Hindsight may be 20/20. But hindsight armed with statistics can be brutal.
What seems so obvious now – of course Alfred Morris was poised for a breakout year; didn’t you see him in the preseason? – wasn’t quite so crystal clear to most of us just five short months ago.
It’s all part of our elusive quest for the perfect draft, the Holy Grail of fantasy football. One of these days, I’m going to achieve it. Probably right after I cure cancer, win the lottery and break up with the Dallas Cowboys Cheerleaders.
Until then, I’ll keep torturing myself – and you – by exploring what could have been had we made all the right decisions during our preseason draft. Yes, dear reader, it’s time for my oft-imitated, always-controversial, yet magically delicious 2012 Perfect Draft: The Final Solution.
As always, we start with a few key assumptions. First, we’re in a 10-team non-keeper league using a standard scoring system that starts one quarterback, two running backs, three wide receivers, and one tight end, kicker and team defense. Second, we are drafting from the middle (fifth) position in a snake format, meaning we won’t have a shot at Arian Foster. Third, since all drafts play out differently, we’ll need a little luck along the way. Finally, our goal is nothing short of total domination and the abject humiliation of our opponents.
Now, with the fifth pick of the 2012 Fantasy Draft, we should have selected…
Round 1. Drew Brees, QB, Saints. Aaron Rodgers and Tom Brady would do just fine, but Brees gets the nod for his stellar consistency and superior performance during the fantasy postseason.
Round 2. Adrian Peterson, RB, Vikings. Fantasyland’s MVP fell to the third round in many drafts, but let’s not tempt fate.
Round 3. Brandon Marshall, WR, Bears. A.J. Green got off to a better start, but Marshall was more consistent throughout the season and finished stronger. He had only two games with fewer than 90 yards or a touchdown and reached the end zone in nine different weeks.
Round 4. Dez Bryant, WR, Cowboys. Once he caught fire in Week 10, Bryant was arguably the most valuable player on any fantasy roster. He’ll propel us to a title down the stretch.
Round 5. Doug Martin, RB, Buccaneers. He’ll win Week 9 for us all by himself. We now own the No. 1 QB and two of the top three RBs and WRs in the business.
Round 6. Peyton Manning, QB, Broncos. The best part about drafting the Comeback Player of the Year is that we’ll get to complain to our league-mates about how much trouble we have choosing between our two awesome QBs each week.
Round 7. Eric Decker, WR, Broncos. We’d love to deploy both of Manning’s starting wideouts, but Decker can be secured a round or two later than Demaryius Thomas and he’ll deliver nearly as much firepower.
Round 8. Stevan Ridley, RB, Patriots. Easy to overlook in New England’s pass-happy offense, Ridley rode his quiet consistency to a Top 10 ranking.
Round 9. Tony Gonzalez, TE, Falcons.
The future Hall of Famer is still an elite fantasy performer, yet he was typically the 10th tight end taken in the draft.
Round 10. Bears defense/special teams. For most of the season, no other unit even came close. Chicago led the league in turnovers and defensive scoring, and gave up the third-fewest points.

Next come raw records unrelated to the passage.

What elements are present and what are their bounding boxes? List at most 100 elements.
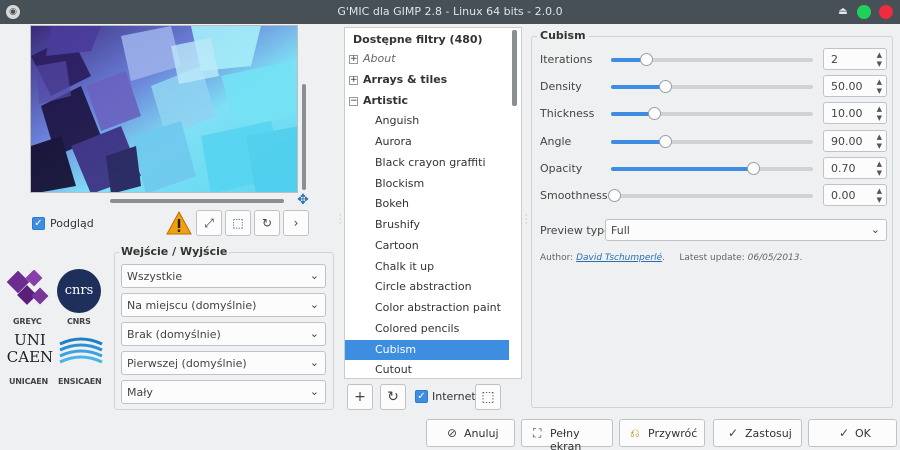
smoothness-spinbox[interactable]: 0.00 ▲ ▼ xyxy=(823,184,887,206)
chevron-down-icon: ⌄ xyxy=(309,327,319,340)
cancel-icon: ⊘ xyxy=(447,426,458,440)
spin-up-icon[interactable]: ▲ xyxy=(877,187,882,195)
filter-category-about[interactable]: About xyxy=(345,49,509,69)
density-spinbox[interactable]: 50.00 ▲ ▼ xyxy=(823,75,887,97)
ok-button[interactable]: ✓ OK xyxy=(808,419,897,447)
filter-category-artistic[interactable]: Artistic xyxy=(345,91,509,111)
restore-icon: ⎌ xyxy=(630,426,640,440)
input-output-title: Wejście / Wyjście xyxy=(119,245,230,258)
check-icon: ✓ xyxy=(728,426,739,440)
update-filters-button[interactable]: ↻ xyxy=(380,384,406,410)
filter-item[interactable]: Cartoon xyxy=(345,236,509,256)
param-label: Iterations xyxy=(540,53,593,66)
spin-down-icon[interactable]: ▼ xyxy=(877,196,882,204)
zoom-fit-button[interactable]: ⤢ xyxy=(196,210,222,236)
preview-horizontal-scrollbar[interactable] xyxy=(110,199,284,203)
param-label: Thickness xyxy=(540,107,595,120)
opacity-slider[interactable] xyxy=(611,162,813,175)
cancel-button[interactable]: ⊘ Anuluj xyxy=(426,419,515,447)
fullscreen-button[interactable]: ⛶ Pełny ekran xyxy=(521,419,613,450)
check-icon: ✓ xyxy=(839,426,850,440)
input-layers-select[interactable]: Wszystkie ⌄ xyxy=(121,264,326,288)
filter-item[interactable]: Cutout xyxy=(345,360,509,378)
move-icon[interactable]: ✥ xyxy=(296,193,310,207)
iterations-slider[interactable] xyxy=(611,53,813,66)
internet-checkbox[interactable]: ✓ xyxy=(415,390,428,403)
preview-vertical-scrollbar[interactable] xyxy=(302,84,306,190)
preview-size-select[interactable]: Mały ⌄ xyxy=(121,380,326,404)
param-label: Opacity xyxy=(540,162,583,175)
smoothness-slider[interactable] xyxy=(608,189,813,202)
preview-cubism-image xyxy=(31,26,297,192)
preview-checkbox[interactable]: ✓ xyxy=(32,217,45,230)
filter-item[interactable]: Circle abstraction xyxy=(345,277,509,297)
minimize-icon[interactable]: ⏏ xyxy=(836,5,850,19)
ensicaen-logo xyxy=(59,337,103,364)
filter-item[interactable]: Aurora xyxy=(345,132,509,152)
add-filter-button[interactable]: + xyxy=(347,384,373,410)
greyc-logo xyxy=(6,270,49,305)
filter-category-arrays-tiles[interactable]: Arrays & tiles xyxy=(345,70,509,90)
spin-down-icon[interactable]: ▼ xyxy=(877,169,882,177)
chevron-down-icon: ⌄ xyxy=(309,385,319,398)
unicaen-logo: UNI CAEN xyxy=(6,331,54,366)
param-label: Smoothness xyxy=(540,189,608,202)
next-button[interactable]: › xyxy=(283,210,309,236)
restore-button[interactable]: ⎌ Przywróć xyxy=(619,419,705,447)
filter-tree-scrollbar[interactable] xyxy=(512,30,517,106)
spin-down-icon[interactable]: ▼ xyxy=(877,142,882,150)
spin-up-icon[interactable]: ▲ xyxy=(877,78,882,86)
filter-item[interactable]: Blockism xyxy=(345,174,509,194)
spin-up-icon[interactable]: ▲ xyxy=(877,133,882,141)
cnrs-label: CNRS xyxy=(67,317,91,326)
close-button[interactable] xyxy=(879,5,893,19)
opacity-spinbox[interactable]: 0.70 ▲ ▼ xyxy=(823,157,887,179)
angle-slider[interactable] xyxy=(611,135,813,148)
angle-spinbox[interactable]: 90.00 ▲ ▼ xyxy=(823,130,887,152)
filter-item[interactable]: Anguish xyxy=(345,111,509,131)
filter-name-title: Cubism xyxy=(537,29,589,42)
preview-mode-select[interactable]: Pierwszej (domyślnie) ⌄ xyxy=(121,351,326,375)
left-splitter-handle[interactable]: · · · xyxy=(339,212,342,228)
warning-icon xyxy=(166,210,192,235)
internet-checkbox-label: Internet xyxy=(432,390,476,403)
spin-down-icon[interactable]: ▼ xyxy=(877,60,882,68)
filter-item[interactable]: Brushify xyxy=(345,215,509,235)
filter-item-selected[interactable]: Cubism xyxy=(345,340,509,360)
spin-up-icon[interactable]: ▲ xyxy=(877,51,882,59)
filter-tree[interactable]: Dostępne filtry (480) + About + Arrays &… xyxy=(344,27,522,379)
filter-item[interactable]: Bokeh xyxy=(345,194,509,214)
chevron-down-icon: ⌄ xyxy=(309,269,319,282)
thickness-spinbox[interactable]: 10.00 ▲ ▼ xyxy=(823,102,887,124)
slider-handle[interactable] xyxy=(658,80,672,93)
fullscreen-preview-button[interactable]: ⬚ xyxy=(475,384,501,410)
filter-item[interactable]: Black crayon graffiti xyxy=(345,153,509,173)
right-splitter-handle[interactable]: · · · xyxy=(525,212,528,228)
zoom-original-button[interactable]: ⬚ xyxy=(225,210,251,236)
refresh-preview-button[interactable]: ↻ xyxy=(254,210,280,236)
slider-handle[interactable] xyxy=(658,135,672,148)
chevron-down-icon: ⌄ xyxy=(309,298,319,311)
slider-handle[interactable] xyxy=(608,189,621,202)
preview-image[interactable] xyxy=(30,25,298,193)
filter-item[interactable]: Color abstraction paint xyxy=(345,298,509,318)
window-title: G'MIC dla GIMP 2.8 - Linux 64 bits - 2.0… xyxy=(337,5,563,18)
thickness-slider[interactable] xyxy=(611,107,813,120)
iterations-spinbox[interactable]: 2 ▲ ▼ xyxy=(823,48,887,70)
density-slider[interactable] xyxy=(611,80,813,93)
chevron-down-icon: ⌄ xyxy=(309,356,319,369)
maximize-button[interactable] xyxy=(857,5,871,19)
output-mode-select[interactable]: Na miejscu (domyślnie) ⌄ xyxy=(121,293,326,317)
filter-item[interactable]: Chalk it up xyxy=(345,257,509,277)
chevron-down-icon: ⌄ xyxy=(870,223,880,236)
spin-up-icon[interactable]: ▲ xyxy=(877,105,882,113)
spin-up-icon[interactable]: ▲ xyxy=(877,160,882,168)
author-link[interactable]: David Tschumperlé xyxy=(576,253,662,263)
output-messages-select[interactable]: Brak (domyślnie) ⌄ xyxy=(121,322,326,346)
filter-item[interactable]: Colored pencils xyxy=(345,319,509,339)
preview-type-select[interactable]: Full ⌄ xyxy=(605,219,887,241)
preview-checkbox-label: Podgląd xyxy=(50,217,94,230)
apply-button[interactable]: ✓ Zastosuj xyxy=(713,419,802,447)
spin-down-icon[interactable]: ▼ xyxy=(877,87,882,95)
spin-down-icon[interactable]: ▼ xyxy=(877,114,882,122)
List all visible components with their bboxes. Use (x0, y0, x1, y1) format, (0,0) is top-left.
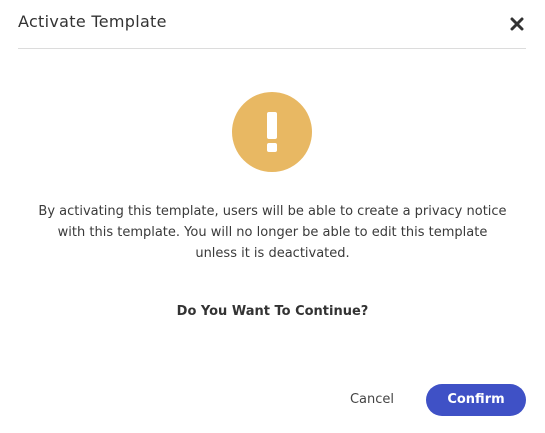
warning-badge (232, 92, 312, 172)
message-line: By activating this template, users will … (38, 204, 507, 219)
close-icon (510, 17, 524, 31)
continue-question: Do You Want To Continue? (176, 304, 369, 319)
dialog-header: Activate Template (18, 0, 526, 49)
exclamation-icon (267, 112, 277, 152)
dialog-title: Activate Template (18, 12, 167, 31)
message-line: with this template. You will no longer b… (57, 225, 488, 240)
message-line: unless it is deactivated. (195, 246, 350, 261)
confirm-button[interactable]: Confirm (426, 384, 526, 416)
close-button[interactable] (508, 15, 526, 33)
cancel-button[interactable]: Cancel (340, 384, 404, 416)
activate-template-dialog: Activate Template By activating this tem… (0, 0, 545, 433)
dialog-message: By activating this template, users will … (0, 201, 545, 264)
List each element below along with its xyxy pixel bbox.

Round 11. Michael Crabtree, WR, 49ers. We’ll probably never start him, but it was nice to see Crabtree finally emerge as a viable fantasy performer.
Round 12. Randall Cobb, WR, Packers. Late-round sleepers are meant to be stashed away for a few weeks, in hopes that they’ll begin contributing by mid-year. Cobb started paying dividends in Week 5.
Round 13. James Jones, WR, Packers. What the heck? He mixed in some stinkers, but nobody caught more scoring passes than Jones.
Round 14. Seahawks defense/special teams. We don’t normally advocate drafting two defensive units, but why let a competitor benefit from Seattle’s elite unit? We’ll even favor them down the stretch over the Bears.
Round 15. Heath Miller, TE, Steelers. Miller had a career year, finishing among the Top 5 tight ends, and he wasn’t even drafted in most leagues.
Round 16. Alfred Morris, RB, Redskins. Our backfield now includes two rookies and a guy coming off major reconstructive knee surgery. Perfect.
Round 17. Blair Walsh, K, Vikings. As usual, several of the best kickers are available in the final round, including the rookie that outshined them all.
There you have it. Just like we drew it up, right?